Routine use of phenobarbital may increase the incidence of mortality in patients who do not undergo ventilation but likely does not do so in patients who do undergo ventilation.44 Administration of pentoxifylline, N-acetylcysteine, and mannitol probably is not helpful, but use of levamisole may be beneficial.45
Antimalarial Drugs
The choice of antimalarial drug depends on which drugs are available and on local drug resistance patterns. The best choice usually is either quinine or artesunate. Evidence suggests that artesunate clears parasites faster than quinine does and increases survival rates,46 but resistance has been reported recently in Southeast Asia.47 Patients with severe malaria are infected by a large number of parasites and should always be treated with two antimalarial drugs to reduce the risk of selecting resistant strains with recrudescence of disease.48
Artesunate is given in an initial IM or IV dose of 2 mg/kg, then 1 mg/kg/day after 6 hours if the infection is hyperparasitic, then 2 mg/kg daily until the child can swallow.49,50 When the child can swallow, artesunate should be administered orally. After 7 days of therapy with artesunate, oral mefloquine, 15 mg/kg followed by 10 mg/kg 12 hours later, should be given.
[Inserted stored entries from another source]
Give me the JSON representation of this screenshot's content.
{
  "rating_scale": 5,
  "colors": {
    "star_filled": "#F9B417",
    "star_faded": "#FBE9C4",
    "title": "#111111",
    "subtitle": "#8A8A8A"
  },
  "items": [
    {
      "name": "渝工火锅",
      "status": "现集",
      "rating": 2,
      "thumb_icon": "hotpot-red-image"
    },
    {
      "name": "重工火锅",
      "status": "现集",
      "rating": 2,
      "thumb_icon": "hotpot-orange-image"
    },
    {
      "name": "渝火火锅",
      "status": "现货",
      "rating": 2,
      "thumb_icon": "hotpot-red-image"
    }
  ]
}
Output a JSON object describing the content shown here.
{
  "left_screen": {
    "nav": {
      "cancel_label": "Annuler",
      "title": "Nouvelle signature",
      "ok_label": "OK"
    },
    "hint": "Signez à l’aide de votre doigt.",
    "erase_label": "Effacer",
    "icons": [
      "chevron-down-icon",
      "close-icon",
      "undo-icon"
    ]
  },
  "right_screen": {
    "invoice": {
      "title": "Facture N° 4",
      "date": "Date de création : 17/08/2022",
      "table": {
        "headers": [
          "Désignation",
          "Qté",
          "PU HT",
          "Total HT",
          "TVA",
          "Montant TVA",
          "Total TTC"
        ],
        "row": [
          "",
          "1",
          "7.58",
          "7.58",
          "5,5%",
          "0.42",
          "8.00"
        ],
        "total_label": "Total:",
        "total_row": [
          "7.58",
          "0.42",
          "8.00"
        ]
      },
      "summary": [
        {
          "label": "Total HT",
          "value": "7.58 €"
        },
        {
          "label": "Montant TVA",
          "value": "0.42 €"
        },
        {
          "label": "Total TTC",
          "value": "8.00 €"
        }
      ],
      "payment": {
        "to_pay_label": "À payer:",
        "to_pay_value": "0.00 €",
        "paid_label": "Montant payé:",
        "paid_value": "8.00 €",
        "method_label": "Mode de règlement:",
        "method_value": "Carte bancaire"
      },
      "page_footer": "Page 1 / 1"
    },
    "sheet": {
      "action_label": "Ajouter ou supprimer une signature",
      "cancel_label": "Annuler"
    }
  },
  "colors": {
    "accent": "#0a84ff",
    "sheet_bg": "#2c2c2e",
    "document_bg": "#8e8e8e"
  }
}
Quinidine can be used if artesunate and quinine are not available, but quinidine is more likely than quinine to cause cardiac toxicity.15 Following an IV loading dose of 15 mg/kg quinidine over 4 hours, the drug is administered at a dose of 7.5 mg/kg over 4 hours, every 8 hours, for 7 days. After 7 days of therapy with quinidine, mefloquine, 15 mg/kg orally followed by 10 mg/kg 12 hours later, should be given.
Other Treatment
Children with a hemoglobin level of 4 g/dL or less require urgent transfusion with packed erythrocytes. Children with a hemoglobin level of 4 to 6 g/dL should receive a transfusion if they are in a coma or in shock or have more than 10% parasitized erythrocytes.15,49 Transfusion should occur slowly over 6 hours until a hemoglobin level of 10 g/dL is achieved, taking care to avoid fluid overload in children with severe malnutrition. Use of furosemide is not indicated unless there is evidence of fluid overload (i.e., pulmonary edema with a high central venous pressure). Exchange transfusion, if it can be performed safely, may be beneficial in patients who are in a coma or have renal failure, adult respiratory distress syndrome, or a parasitemia of 10% or more.51
No evidence supports the use of corticosteroids,52 cyclosporin, dextran, heparin, iron chelating agents,53 or prostacyclin in patients with malaria. The patient should be turned every 2 hours, hypoglycemia should be prevented, and vital signs and fluid balance should be monitored carefully. Acidosis may be associated with severe hyperkalemia initially, but total body potassium often is low and hypokalemia may occur in the recovery phase.